Setelah menjalani pendidikan wasit, Kosasih langsung terjun ke lapangan. Kinerjanya sangat memuaskan. Ia sangat tegas dan adil dalam mengambil keputusan di setiap pertandingan.
Melihat performanya yang mengagumkan, PSSI pun mengajukan Kosasih ke FIFA pada 1972. Tak lama berselang, Kosasih pun mendapatkan Lisensi dari FIFA.
Berkat Lisensi FIFA yang diraih, Kosasih memimpin sejumlah pertandingan internasional. Ia juga terpilih sebagai wasit untuk Piala Dunia Junior 1979 di Tokyo, Jepang.
Kosasih merupakan sosok wasit yang galak dan tak segan mengeluarkan pemain dari lapangan alias kartu merah. Karena aksinya tersebut, Kosasih pun dijuluki King Cobra oleh surat kabar asal Singapura, The Straits Times.
Kosasih pernah ditantang oleh salah satu pemain, namun ia tak takut dan tetap teguh dengan pendiriannya. Selain tegas dalam menindak pemain, Kosasih juga enggan menerima suap dari pihak atau tim manapun untuk melakukan pengaturan skor.
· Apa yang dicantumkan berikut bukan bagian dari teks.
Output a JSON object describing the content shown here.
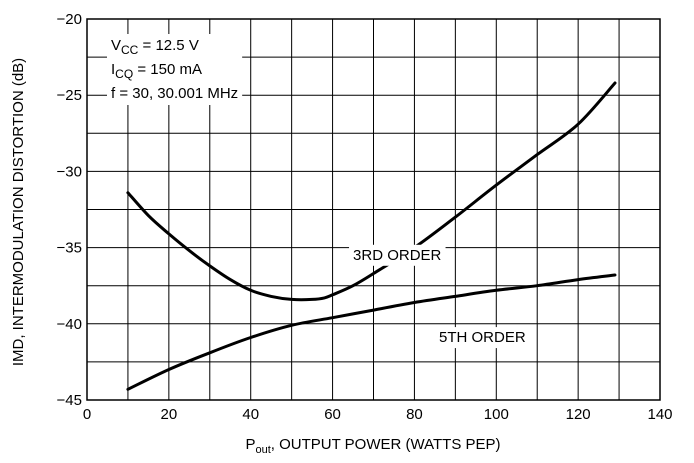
{
  "chart_data": {
    "type": "line",
    "xlabel": {
      "main": "P",
      "sub": "out",
      "rest": ", OUTPUT POWER (WATTS PEP)"
    },
    "ylabel": "IMD, INTERMODULATION DISTORTION (dB)",
    "xlim": [
      0,
      140
    ],
    "ylim": [
      -45,
      -20
    ],
    "x_ticks": [
      "0",
      "20",
      "40",
      "60",
      "80",
      "100",
      "120",
      "140"
    ],
    "y_ticks": [
      "-20",
      "-25",
      "-30",
      "-35",
      "-40",
      "-45"
    ],
    "x_grid_step": 10,
    "y_grid_step": 2.5,
    "grid": true,
    "conditions": [
      {
        "main": "V",
        "sub": "CC",
        "rest": " = 12.5 V"
      },
      {
        "main": "I",
        "sub": "CQ",
        "rest": " = 150 mA"
      },
      {
        "main": "f = 30, 30.001 MHz",
        "sub": "",
        "rest": ""
      }
    ],
    "series": [
      {
        "name": "3RD ORDER",
        "x": [
          10,
          15,
          20,
          25,
          30,
          35,
          40,
          45,
          50,
          55,
          58,
          60,
          65,
          70,
          80,
          90,
          100,
          110,
          120,
          129
        ],
        "y": [
          -31.4,
          -32.9,
          -34.1,
          -35.2,
          -36.2,
          -37.1,
          -37.8,
          -38.2,
          -38.4,
          -38.4,
          -38.3,
          -38.1,
          -37.5,
          -36.7,
          -35.0,
          -33.0,
          -30.9,
          -28.9,
          -26.9,
          -24.2
        ]
      },
      {
        "name": "5TH ORDER",
        "x": [
          10,
          20,
          30,
          40,
          50,
          60,
          70,
          80,
          90,
          100,
          110,
          120,
          129
        ],
        "y": [
          -44.3,
          -43.0,
          -41.9,
          -40.9,
          -40.1,
          -39.6,
          -39.1,
          -38.6,
          -38.2,
          -37.8,
          -37.5,
          -37.1,
          -36.8
        ]
      }
    ],
    "series_labels": [
      {
        "text": "3RD ORDER",
        "x": 65,
        "y": -35.8
      },
      {
        "text": "5TH ORDER",
        "x": 86,
        "y": -41.2
      }
    ]
  }
}
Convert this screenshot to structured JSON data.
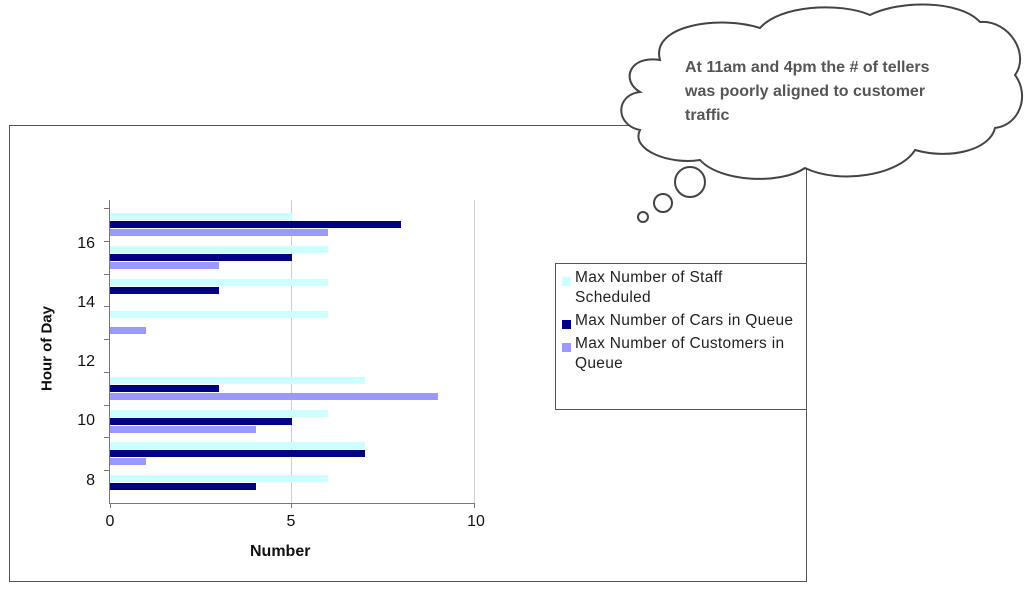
{
  "chart_data": {
    "type": "bar",
    "orientation": "horizontal",
    "title": "",
    "xlabel": "Number",
    "ylabel": "Hour of Day",
    "xlim": [
      0,
      10
    ],
    "x_ticks": [
      "0",
      "5",
      "10"
    ],
    "y_tick_labels": [
      "16",
      "14",
      "12",
      "10",
      "8"
    ],
    "categories": [
      "8",
      "9",
      "10",
      "11",
      "12",
      "13",
      "14",
      "15",
      "16"
    ],
    "series": [
      {
        "name": "Max Number of Staff Scheduled",
        "color": "#ccffff",
        "values": [
          6,
          7,
          6,
          7,
          0,
          6,
          6,
          6,
          5
        ]
      },
      {
        "name": "Max Number of Cars in Queue",
        "color": "#000080",
        "values": [
          4,
          7,
          5,
          3,
          0,
          0,
          3,
          5,
          8
        ]
      },
      {
        "name": "Max Number of Customers in Queue",
        "color": "#9999ff",
        "values": [
          0,
          1,
          4,
          9,
          0,
          1,
          0,
          3,
          6
        ]
      }
    ],
    "grid": {
      "vertical": true,
      "at": [
        5
      ]
    },
    "legend_position": "right",
    "annotation": "At 11am and 4pm the # of tellers was poorly aligned to customer traffic"
  },
  "axis": {
    "xtitle": "Number",
    "ytitle": "Hour of Day",
    "xticks": [
      "0",
      "5",
      "10"
    ],
    "yticks": [
      "16",
      "14",
      "12",
      "10",
      "8"
    ]
  },
  "legend": {
    "items": [
      {
        "label": "Max Number of Staff Scheduled",
        "color": "#ccffff"
      },
      {
        "label": "Max Number of Cars in Queue",
        "color": "#000080"
      },
      {
        "label": "Max Number of Customers in Queue",
        "color": "#9999ff"
      }
    ]
  },
  "callout": {
    "text": "At 11am and 4pm the # of tellers was poorly aligned to customer traffic"
  }
}
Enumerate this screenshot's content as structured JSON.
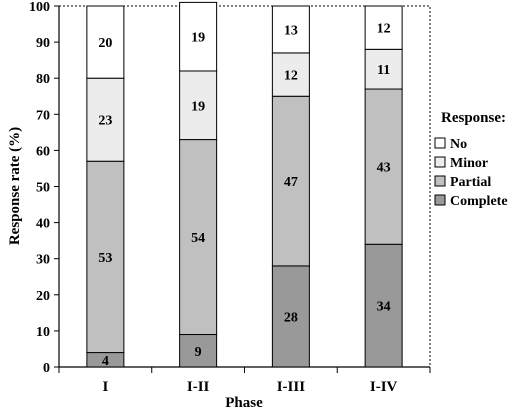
{
  "chart_data": {
    "type": "bar",
    "stacked": true,
    "categories": [
      "I",
      "I-II",
      "I-III",
      "I-IV"
    ],
    "series": [
      {
        "name": "Complete",
        "values": [
          4,
          9,
          28,
          34
        ],
        "color": "#999999"
      },
      {
        "name": "Partial",
        "values": [
          53,
          54,
          47,
          43
        ],
        "color": "#c0c0c0"
      },
      {
        "name": "Minor",
        "values": [
          23,
          19,
          12,
          11
        ],
        "color": "#ececec"
      },
      {
        "name": "No",
        "values": [
          20,
          19,
          13,
          12
        ],
        "color": "#ffffff"
      }
    ],
    "segment_labels": [
      [
        "4",
        "53",
        "23",
        "20"
      ],
      [
        "9",
        "54",
        "19",
        "19"
      ],
      [
        "28",
        "47",
        "12",
        "13"
      ],
      [
        "34",
        "43",
        "11",
        "12"
      ]
    ],
    "xlabel": "Phase",
    "ylabel": "Response rate (%)",
    "ylim": [
      0,
      100
    ],
    "yticks": [
      0,
      10,
      20,
      30,
      40,
      50,
      60,
      70,
      80,
      90,
      100
    ],
    "legend": {
      "title": "Response:",
      "position": "right",
      "entries": [
        "No",
        "Minor",
        "Partial",
        "Complete"
      ]
    },
    "grid": false
  }
}
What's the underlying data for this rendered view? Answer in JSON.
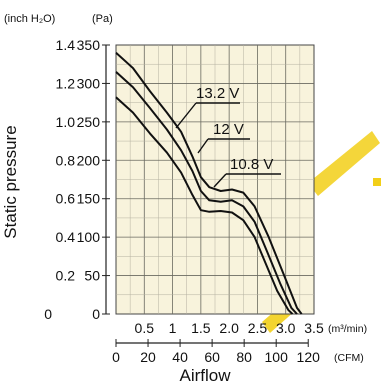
{
  "chart_data": {
    "type": "line",
    "xlabel": "Airflow",
    "ylabel": "Static pressure",
    "y_unit_primary": "(Pa)",
    "y_unit_secondary": "(inch H₂O)",
    "x_unit_primary": "(m³/min)",
    "x_unit_secondary": "(CFM)",
    "xlim": [
      0,
      3.5
    ],
    "ylim": [
      0,
      350
    ],
    "x_ticks": [
      "0.5",
      "1",
      "1.5",
      "2.0",
      "2.5",
      "3.0",
      "3.5"
    ],
    "x_tick_values": [
      0.5,
      1,
      1.5,
      2.0,
      2.5,
      3.0,
      3.5
    ],
    "x_secondary_ticks": [
      "0",
      "20",
      "40",
      "60",
      "80",
      "100",
      "120"
    ],
    "y_ticks": [
      "0",
      "50",
      "100",
      "150",
      "200",
      "250",
      "300",
      "350"
    ],
    "y_tick_values": [
      0,
      50,
      100,
      150,
      200,
      250,
      300,
      350
    ],
    "y_secondary_ticks": [
      "0",
      "0.2",
      "0.4",
      "0.6",
      "0.8",
      "1.0",
      "1.2",
      "1.4"
    ],
    "y_zero_label": "0",
    "grid": true,
    "background": "#f8f3dc",
    "series": [
      {
        "name": "13.2 V",
        "x": [
          0,
          0.3,
          0.6,
          0.9,
          1.15,
          1.35,
          1.5,
          1.65,
          1.85,
          2.05,
          2.25,
          2.45,
          2.7,
          3.0,
          3.2,
          3.28
        ],
        "y": [
          340,
          320,
          290,
          262,
          237,
          205,
          178,
          165,
          160,
          162,
          158,
          140,
          100,
          45,
          8,
          0
        ]
      },
      {
        "name": "12 V",
        "x": [
          0,
          0.3,
          0.6,
          0.9,
          1.15,
          1.35,
          1.5,
          1.65,
          1.85,
          2.05,
          2.25,
          2.45,
          2.65,
          2.9,
          3.1,
          3.2
        ],
        "y": [
          315,
          295,
          268,
          240,
          213,
          186,
          160,
          148,
          146,
          148,
          140,
          120,
          85,
          40,
          8,
          0
        ]
      },
      {
        "name": "10.8 V",
        "x": [
          0,
          0.3,
          0.6,
          0.9,
          1.15,
          1.35,
          1.5,
          1.65,
          1.85,
          2.05,
          2.25,
          2.45,
          2.65,
          2.85,
          3.05,
          3.12
        ],
        "y": [
          282,
          262,
          235,
          210,
          184,
          155,
          135,
          133,
          134,
          132,
          122,
          100,
          65,
          30,
          5,
          0
        ]
      }
    ],
    "annotations": [
      "13.2 V",
      "12 V",
      "10.8 V"
    ]
  },
  "watermark_color": "#f2cf18"
}
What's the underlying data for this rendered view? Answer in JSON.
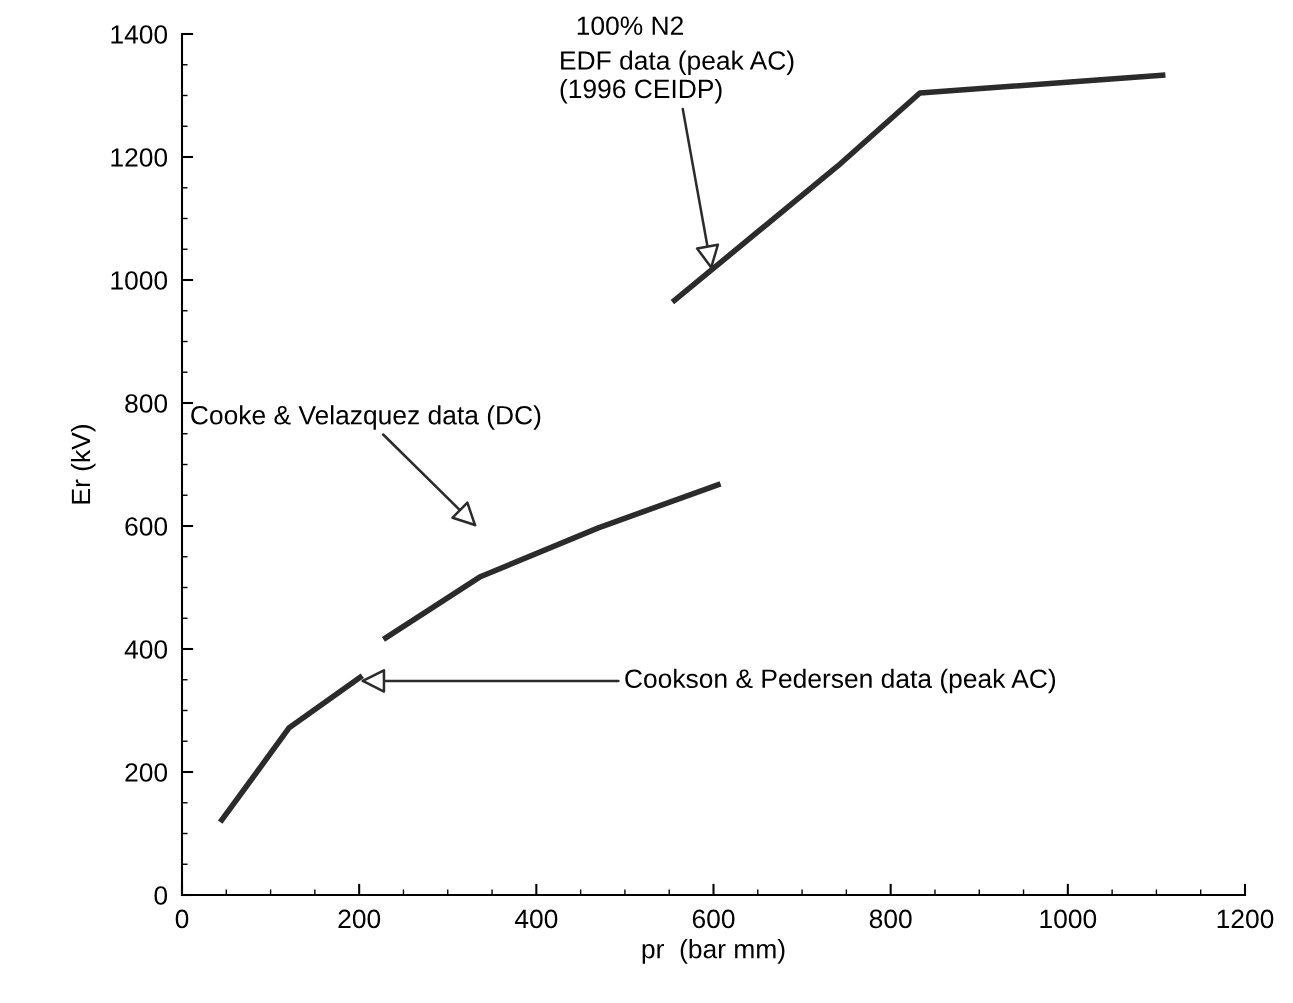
{
  "chart_data": {
    "type": "line",
    "title": "100% N2",
    "xlabel": "pr  (bar mm)",
    "ylabel": "Er (kV)",
    "series": [
      {
        "color": "#2b2b2b",
        "x": [
          45,
          121,
          201
        ],
        "values": [
          122,
          272,
          354
        ]
      },
      {
        "color": "#2b2b2b",
        "x": [
          230,
          336,
          470,
          605
        ],
        "values": [
          418,
          517,
          597,
          667
        ]
      },
      {
        "color": "#2b2b2b",
        "x": [
          556,
          740,
          833,
          1107
        ],
        "values": [
          967,
          1185,
          1304,
          1333
        ]
      }
    ],
    "annotations": [
      {
        "text": "EDF data (peak AC)\n(1996 CEIDP)",
        "x": 598,
        "y": 1016
      },
      "Cooke & Velazquez data (DC)",
      {
        "text": "Cookson & Pedersen data (peak AC)",
        "x": 201,
        "y": 348
      }
    ],
    "xlim": [
      0,
      1200
    ],
    "xticks": [
      0,
      200,
      400,
      600,
      800,
      1000,
      1200
    ],
    "ylim": [
      0,
      1400
    ],
    "yticks": [
      0,
      200,
      400,
      600,
      800,
      1000,
      1200,
      1400
    ],
    "grid": false,
    "legend": false,
    "marker": "none",
    "line_style": "solid"
  }
}
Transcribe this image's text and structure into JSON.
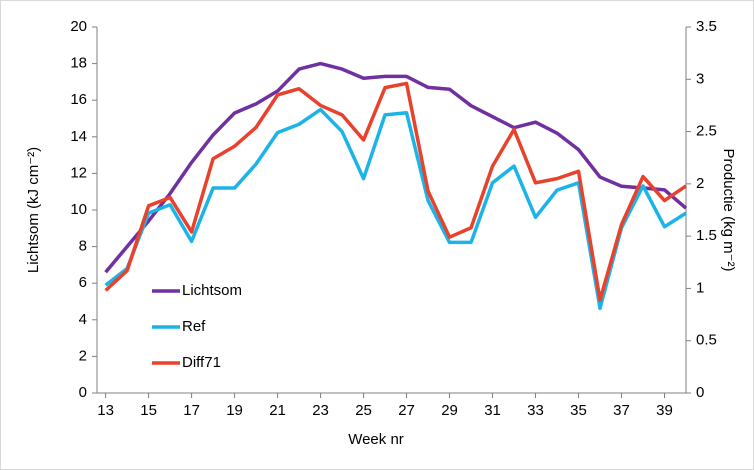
{
  "chart_data": {
    "type": "line",
    "x_label": "Week nr",
    "y_label": "Lichtsom (kJ cm⁻²)",
    "y2_label": "Productie (kg m⁻²)",
    "x": [
      13,
      14,
      15,
      16,
      17,
      18,
      19,
      20,
      21,
      22,
      23,
      24,
      25,
      26,
      27,
      28,
      29,
      30,
      31,
      32,
      33,
      34,
      35,
      36,
      37,
      38,
      39,
      40
    ],
    "xlim": [
      12.6,
      40
    ],
    "xticks": [
      13,
      15,
      17,
      19,
      21,
      23,
      25,
      27,
      29,
      31,
      33,
      35,
      37,
      39
    ],
    "ylim": [
      0,
      20
    ],
    "yticks": [
      0,
      2,
      4,
      6,
      8,
      10,
      12,
      14,
      16,
      18,
      20
    ],
    "y2lim": [
      0,
      3.5
    ],
    "y2ticks": [
      0,
      0.5,
      1,
      1.5,
      2,
      2.5,
      3,
      3.5
    ],
    "grid": false,
    "legend": "lower left",
    "series": [
      {
        "name": "Lichtsom",
        "color": "#7030a0",
        "values": [
          6.6,
          8.0,
          9.4,
          10.9,
          12.6,
          14.1,
          15.3,
          15.8,
          16.5,
          17.7,
          18.0,
          17.7,
          17.2,
          17.3,
          17.3,
          16.7,
          16.6,
          15.7,
          15.1,
          14.5,
          14.8,
          14.2,
          13.3,
          11.8,
          11.3,
          11.2,
          11.1,
          10.1
        ]
      },
      {
        "name": "Ref",
        "color": "#1cb4e8",
        "axis": "y2",
        "values": [
          1.03,
          1.19,
          1.72,
          1.8,
          1.45,
          1.96,
          1.96,
          2.19,
          2.49,
          2.57,
          2.71,
          2.5,
          2.05,
          2.66,
          2.68,
          1.84,
          1.44,
          1.44,
          2.01,
          2.17,
          1.68,
          1.94,
          2.01,
          0.81,
          1.58,
          1.98,
          1.59,
          1.72
        ]
      },
      {
        "name": "Diff71",
        "color": "#e8412c",
        "axis": "y2",
        "values": [
          0.98,
          1.17,
          1.79,
          1.87,
          1.54,
          2.24,
          2.36,
          2.54,
          2.85,
          2.91,
          2.75,
          2.66,
          2.42,
          2.92,
          2.96,
          1.93,
          1.49,
          1.58,
          2.17,
          2.52,
          2.01,
          2.05,
          2.12,
          0.89,
          1.61,
          2.07,
          1.84,
          1.98
        ]
      }
    ]
  }
}
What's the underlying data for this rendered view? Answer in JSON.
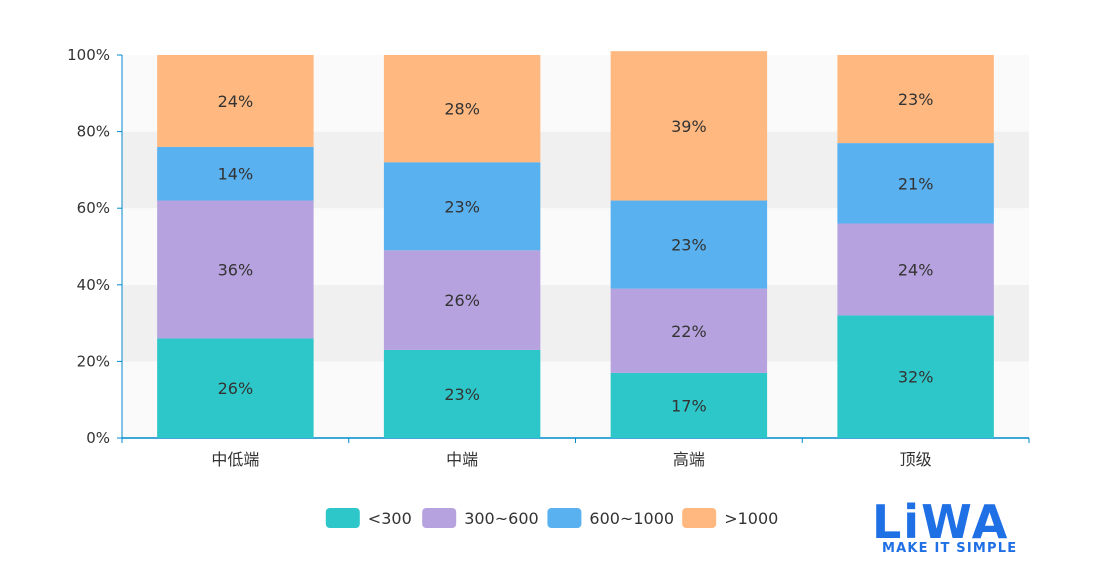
{
  "chart_data": {
    "type": "bar",
    "stacked": true,
    "normalized": true,
    "categories": [
      "中低端",
      "中端",
      "高端",
      "顶级"
    ],
    "series": [
      {
        "name": "<300",
        "values": [
          26,
          23,
          17,
          32
        ],
        "color": "#2ec7c9"
      },
      {
        "name": "300~600",
        "values": [
          36,
          26,
          22,
          24
        ],
        "color": "#b6a2de"
      },
      {
        "name": "600~1000",
        "values": [
          14,
          23,
          23,
          21
        ],
        "color": "#5ab1ef"
      },
      {
        "name": ">1000",
        "values": [
          24,
          28,
          39,
          23
        ],
        "color": "#ffb980"
      }
    ],
    "data_labels": [
      [
        "26%",
        "23%",
        "17%",
        "32%"
      ],
      [
        "36%",
        "26%",
        "22%",
        "24%"
      ],
      [
        "14%",
        "23%",
        "23%",
        "21%"
      ],
      [
        "24%",
        "28%",
        "39%",
        "23%"
      ]
    ],
    "y_ticks": [
      "0%",
      "20%",
      "40%",
      "60%",
      "80%",
      "100%"
    ],
    "ylim": [
      0,
      100
    ],
    "y_split_area": true,
    "legend_position": "bottom-center",
    "title": "",
    "xlabel": "",
    "ylabel": ""
  },
  "logo": {
    "text": "LiWA",
    "tagline": "MAKE IT SIMPLE",
    "color": "#1f6fe5"
  }
}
Setelah Kosasih pensiun dari dunia wasit pada 1995, ia ditugaskan untuk menjadi inspektur wasit di komisi wasit PSSI. Pada saat itu ia mendapatkan banyak tawaran suap dari para pihak.
Kosasih dengan tegas menolak semua tawaran suap, bahkan ia tidak segan memberikan sanksi kepada wasit yang terlibat dengan suap dan pengaturan skor.
Tentunya integritas Kosasih ini berbanding terbalik dengan wasit-wasit Indonesia saat ini yang cukup sering terindikasi pengaturan skor.
Kiprah Kosasih Kartadiredja sebagai wasit legendaris dan berintegritas seharusnya dicontoh oleh wasit-wasit Indonesia saat ini. Sosok Kosasih Kartadiredja juga memberikan pelajaran bagi wasit serta kita pada umumnya, untuk senantiasa jujur, berani berlaku adil dan berintegritas.
Mengutip tempo.co, Ketua Umum PSSI Mochamad Iriawan kecewa dengan wasit yang memimpin kompetisi Liga 3 d babak 16 besar. Bahkan ia mewacanakan akan menggunakan wasit dari luar negeri.
Iriawan segera mengadakan pertemuan dengan wasit dan asisten wasit yang bertugas di Liga 3, bersama Sekjen PSSI Yunus Nusi. Langkah itu merupakan respons PSSI atas kinerja wasit di Liga 3 babak 16 besar yang bergulir dalam dua hari terakhir.
"Saya merasa terganggu dengan adanya masalah keputusan-keputusan kontroversial yang dibuat oleh para wasit yang bertugas. Bisa jadi opsinya saya mencari wasit-wasit lain dari luar negeri," kata Iriawan dikutip dari laman PSSI, Rabu, 9 Maret 2022.
Dengan tegas, sosok yang akrab disapa Iwan Bule ini mendesak wasit Liga 3 berbenah dan mengevaluasi kinerjanya. "Saya tidak ingin dicap ada permainan di dalam PSSI. Bisa berubah kalian? Saya berdarah-darah dan jatuh bangun membangun sepak bola yang sempat berhenti nyaris dua tahun," ujar Iriawan.
Kinerja wasit yang menjadi sorotan publik belakangan ini ialah saat laga antara Farmel FC vs Persikota Tangerang. Keputusan wasit Untung Santoso, asisten wasit pertama Hidayat dan asisten kedua Yulianto menyulut kontroversi.
Dalam laga yang berakhir dengan kemenangan 3-0 untuk Farmel FC itu, wasit mengeluarkan keputusan yang menyulut polemik tentang offside dan pelanggaran di kotak penalti. Bos Persikota Tangerang Prilly Latuconsina pun sempat mengkritik kepemimpinan wasit tersebut dan berharap ada perbaikan.
Iriawan mengultimatum agar para wasit tersebut memperbaiki kinerjanya. Jika tidak mau berubah, Iriawan meminta wasit-wasit tersebut untuk mencari pekerjaan lain.